Top tips to keep health bones and joints
- Movement and exercise are good for maintaining bone and joint health. This means sitting less, doing more general, everyday physical activity and participating in structured exercise programmes and sports.
- Adults should aim to get at least 150 minutes of moderate intensity exercise per week. For example, very brisk walking or light cycling.
- There’s always an exercise to suit – you just need to find the right type for you. Walking programmes suit a lot of people who just need to get started. It helps integrate exercise into a busy life on an ongoing basis.

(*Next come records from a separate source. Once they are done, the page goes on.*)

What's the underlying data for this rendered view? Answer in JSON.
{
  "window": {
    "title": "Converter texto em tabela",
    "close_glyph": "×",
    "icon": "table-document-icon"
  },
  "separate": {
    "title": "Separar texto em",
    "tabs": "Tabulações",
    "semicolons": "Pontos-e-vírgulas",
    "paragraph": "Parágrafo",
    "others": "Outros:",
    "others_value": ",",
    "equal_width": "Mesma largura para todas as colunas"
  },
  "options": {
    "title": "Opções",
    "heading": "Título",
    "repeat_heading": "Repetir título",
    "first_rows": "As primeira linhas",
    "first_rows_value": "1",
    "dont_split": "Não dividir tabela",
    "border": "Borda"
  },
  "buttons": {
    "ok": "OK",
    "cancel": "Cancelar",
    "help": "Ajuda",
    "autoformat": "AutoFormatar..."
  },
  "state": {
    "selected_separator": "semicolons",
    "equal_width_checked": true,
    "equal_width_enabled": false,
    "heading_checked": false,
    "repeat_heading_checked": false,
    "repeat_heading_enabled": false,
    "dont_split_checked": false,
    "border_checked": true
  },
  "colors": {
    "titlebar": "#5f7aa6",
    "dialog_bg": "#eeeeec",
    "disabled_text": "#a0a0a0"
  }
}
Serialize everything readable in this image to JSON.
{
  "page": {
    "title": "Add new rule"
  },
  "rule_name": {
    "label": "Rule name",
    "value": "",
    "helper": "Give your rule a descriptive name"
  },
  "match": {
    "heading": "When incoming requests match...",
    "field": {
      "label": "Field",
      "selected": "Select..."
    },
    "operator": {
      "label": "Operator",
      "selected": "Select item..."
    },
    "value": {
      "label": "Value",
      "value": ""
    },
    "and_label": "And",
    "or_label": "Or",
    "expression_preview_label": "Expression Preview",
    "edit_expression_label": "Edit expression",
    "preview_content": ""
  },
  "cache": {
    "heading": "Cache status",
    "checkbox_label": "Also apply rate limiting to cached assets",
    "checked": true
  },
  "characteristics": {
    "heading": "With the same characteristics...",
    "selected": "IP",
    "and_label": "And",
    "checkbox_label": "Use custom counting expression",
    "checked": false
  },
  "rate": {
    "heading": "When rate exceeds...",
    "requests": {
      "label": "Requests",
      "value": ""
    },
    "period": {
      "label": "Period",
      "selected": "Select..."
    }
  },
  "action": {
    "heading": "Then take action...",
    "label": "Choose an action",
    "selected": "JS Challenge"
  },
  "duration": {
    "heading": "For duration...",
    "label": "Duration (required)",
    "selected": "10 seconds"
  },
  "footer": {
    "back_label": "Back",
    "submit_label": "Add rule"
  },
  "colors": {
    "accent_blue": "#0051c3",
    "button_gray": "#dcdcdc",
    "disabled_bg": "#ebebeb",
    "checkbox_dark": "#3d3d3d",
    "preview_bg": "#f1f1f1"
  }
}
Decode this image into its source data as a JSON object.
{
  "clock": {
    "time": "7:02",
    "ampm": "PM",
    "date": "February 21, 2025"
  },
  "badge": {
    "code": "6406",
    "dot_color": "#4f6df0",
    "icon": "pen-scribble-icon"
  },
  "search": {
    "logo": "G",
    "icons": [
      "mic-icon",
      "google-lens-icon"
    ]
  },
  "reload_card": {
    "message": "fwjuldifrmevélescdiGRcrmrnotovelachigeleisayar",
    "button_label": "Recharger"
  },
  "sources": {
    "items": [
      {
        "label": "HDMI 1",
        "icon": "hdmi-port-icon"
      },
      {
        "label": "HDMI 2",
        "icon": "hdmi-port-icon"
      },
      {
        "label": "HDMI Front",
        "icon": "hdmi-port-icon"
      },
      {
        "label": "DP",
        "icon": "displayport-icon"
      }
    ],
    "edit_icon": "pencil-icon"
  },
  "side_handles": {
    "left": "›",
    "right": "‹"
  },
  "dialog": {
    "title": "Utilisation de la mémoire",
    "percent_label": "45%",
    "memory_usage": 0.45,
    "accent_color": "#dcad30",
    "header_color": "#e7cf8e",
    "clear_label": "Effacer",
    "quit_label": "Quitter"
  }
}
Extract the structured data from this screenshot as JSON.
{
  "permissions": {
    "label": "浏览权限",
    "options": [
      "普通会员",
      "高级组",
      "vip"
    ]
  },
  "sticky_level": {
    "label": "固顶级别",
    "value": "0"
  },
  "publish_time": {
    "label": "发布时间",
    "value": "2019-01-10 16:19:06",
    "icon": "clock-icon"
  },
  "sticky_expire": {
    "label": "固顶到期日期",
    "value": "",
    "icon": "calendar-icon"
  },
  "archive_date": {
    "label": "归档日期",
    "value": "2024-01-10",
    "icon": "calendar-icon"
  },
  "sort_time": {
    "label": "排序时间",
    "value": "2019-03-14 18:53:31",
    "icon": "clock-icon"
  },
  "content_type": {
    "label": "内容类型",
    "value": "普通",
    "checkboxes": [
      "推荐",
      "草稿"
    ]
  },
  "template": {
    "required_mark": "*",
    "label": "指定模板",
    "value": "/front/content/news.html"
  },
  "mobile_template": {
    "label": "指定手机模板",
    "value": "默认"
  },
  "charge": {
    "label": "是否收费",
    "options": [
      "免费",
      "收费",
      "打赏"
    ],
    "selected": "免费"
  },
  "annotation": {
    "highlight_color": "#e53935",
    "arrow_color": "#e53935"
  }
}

- Maintaining a healthy weight by combining a physically active lifestyle with a healthy diet will help prevent the overloading of joints, which can lead to joint pain and arthritis.
- As we age, we lose bone and muscle mass. It’s recommended that adults train each major muscle group 2/3 days each week using exercises and equipment. Impact exercises (e.g. skipping, marching, running, jumping) are also recommended to prevent, and slow down loss of bone.
- At work and in your home, consider ways that you can reduce the risk of joint and muscle problems. Move regularly and think before you lift – get assistance, or use lifting and moving equipment for heavier tasks. Consider how you can best arrange your work set up e.g. your desk, chair and computer.
- If you have specific health issues, or a painful muscle or joint problem, you may benefit from the guidance of a physiotherapist to get you on the right exercise track.
- Being active, taking exercise and maintaining a healthy weight are good for managing chronic joint and muscle pain. Expect muscle soreness when starting a new type of exercise.
- Obviously, if you have an acute bone or joint injury it may require a health professional consultation. Combined with a defined period of taking it easy but it will be important to get moving again to achieve recovery.